Application of Dimensionality Reduction Techniques for Classification in Multidimensional Data Sets

Souza Oliveira, Francisco Bruno (Universidade Estadual de Santa Cruz)
Nascimento Neves, Carla (Laboratório Nacional de Computação Científica)
Ambrósio, Paulo Eduardo (Universidade Estadual de Santa Cruz)

In session: MS180A - Predictive AI Modelling for Multi-Physics Problems: Methods, Algorithms and Challenges I

Please login to view abstract download link

Multidimensional data sets frequently contain noise and are susceptible to the curse of dimensionality, which can lead to challenges such as overfitting and reduced efficacy of data analysis. To address these challenges, Dimensionality Reduction involves transforming high-dimensional data into a lower-dimensional subspace.

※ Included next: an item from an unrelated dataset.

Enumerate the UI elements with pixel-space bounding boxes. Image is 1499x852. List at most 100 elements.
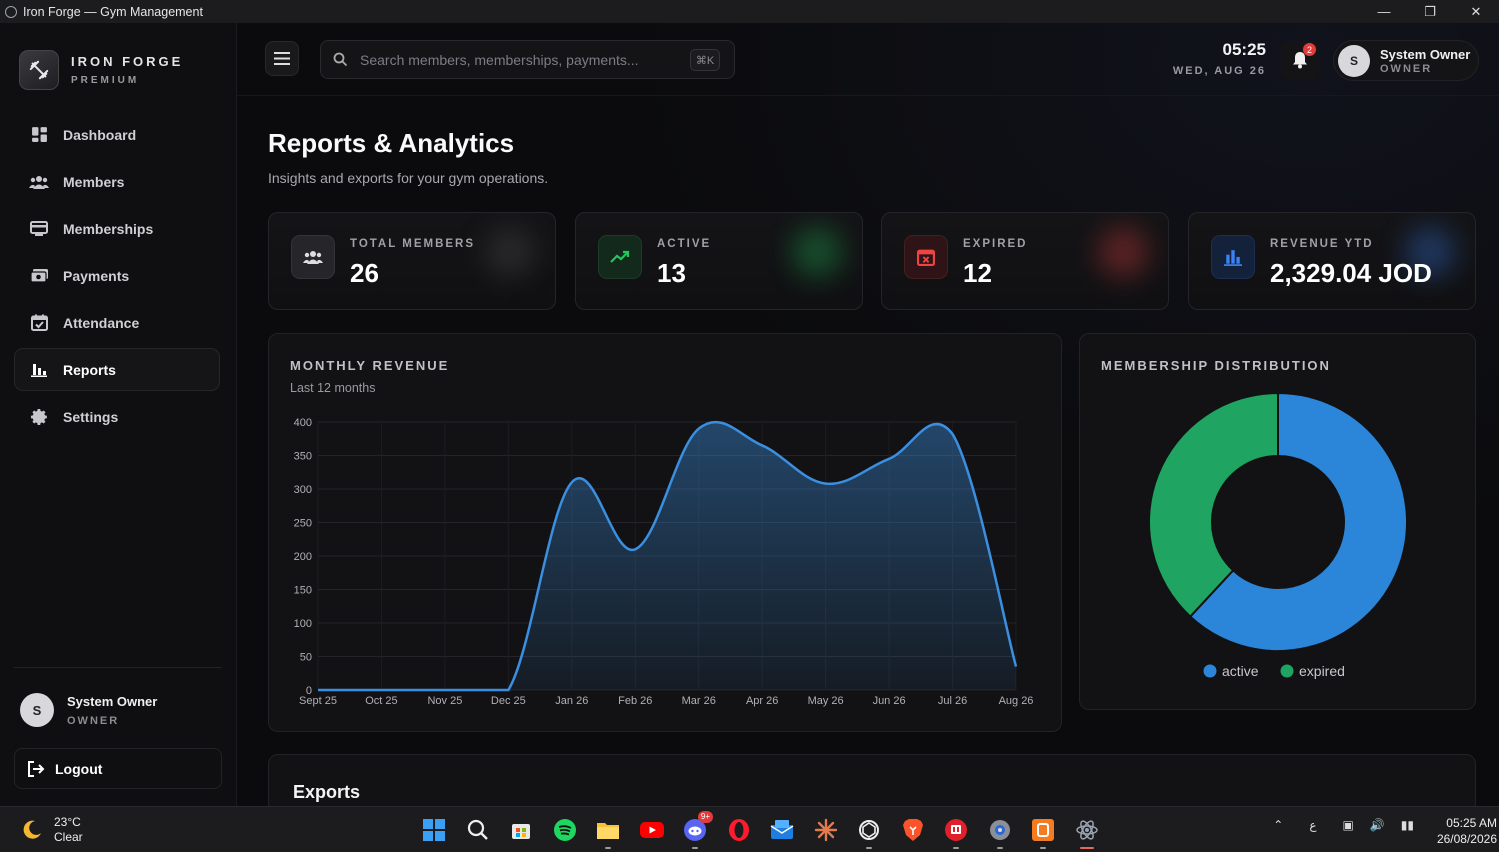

This mitigates the impact of noise and overfitting. [1, 2]. This study investigates the performance of dimensionality reduction techniques in multidimensional databases, aiming to identify which methods are most effective for different datasets. Six sets of data, each with distinct characteristics regarding attribute types and sample sizes, were selected for analysis. Thirteen commonly used dimensionality reduction methods from the literature were applied to these datasets. The raw datasets were subjected to the Random Forest classification algorithm, providing a baseline for classifier performance. The subsets generated by dimensionality reduction methods were then evaluated using the same classifier. In the first database, KPCA produced a subset that increased accuracy from 79.6% to 90.9% and the F-measure from 79.5% to 91.0%. The second database, with the application of CHI, achieved a classification accuracy of 97.0% using only 76.7% of the original attributes. The third database saw an accuracy increase from 81.1% to 83.7%, and the F-measure improved from 81.1% to 83.6% with SBS. In the fourth database, DFT yielded the best result, increasing accuracy from 70.1% to 74.8% and the F-measure from 70.0% to 74.4%. For the fifth database, the SFS method produced a subset with improved accuracy and True-Positive rates, going from 83.1% to 87.8%, and reducing the False-Positive rate from 16.6% to 13.0%. In the sixth database, both CHI and RFE methods achieved results similar to the original classification while utilizing only 70.6% of their attributes.